December 20, 2019

THE LAST PERCENT:

4 Things To Know About The N.H. Coal Plant Targeted By Climate Protesters (ANNIE ROPEIK, DEC 19, 2019, NHPR)

[O]ver the past 20 years, amid a growing sense of urgency about combating climate change, all of New England's biggest coal plants have shut down. 

Some switched over to natural gas. Others were demolished. The site of one plant, razed in 2018, may one day host offshore wind infrastructure. Many coal plants just couldn't compete while paying for required environmental upgrades.

That's left three coal-fired power plants in the region. 

Two are in New Hampshire, owned by Granite Shore Power: Merrimack Station in Bow, and the much smaller Schiller Station in Newington, which also burns oil and woodchips. The third is Bridgeport Station in Connecticut, which is being replaced with natural gas and will retire by 2021.

2. The power plant now runs more rarely than ever - though "rare" is relative. 

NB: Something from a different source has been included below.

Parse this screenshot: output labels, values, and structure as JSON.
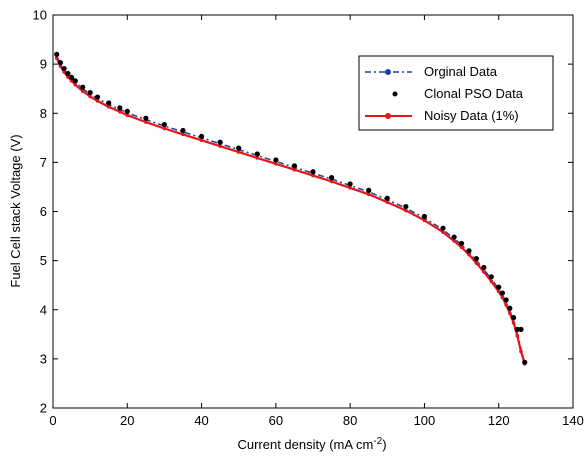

Merrimack Station was built as a "baseload" plant - one that supplies a large, steady supply of power regardless of conditions on the grid. These days, it's become what's known as a "peaker" - a resource that only comes on when the grid is stressed and in need of extra electricity.

These days, New England's grid mostly runs on natural gas and nuclear power.  Merrimack Station is typically fired up only on the hottest days of the summer months - when air conditioning use drives up energy demand - and on the coldest days of winter - when natural gas supplies are put toward heating demand, and the electric grid needs a boost.  

To put that in context: Twenty years ago, when bigger coal plants were still online, New England burned several million tons of coal a year to meet nearly a fifth of its total electric demand. 

Last year, that was down to about half a million tons of coal burned to meet about 1 percent of total electric demand.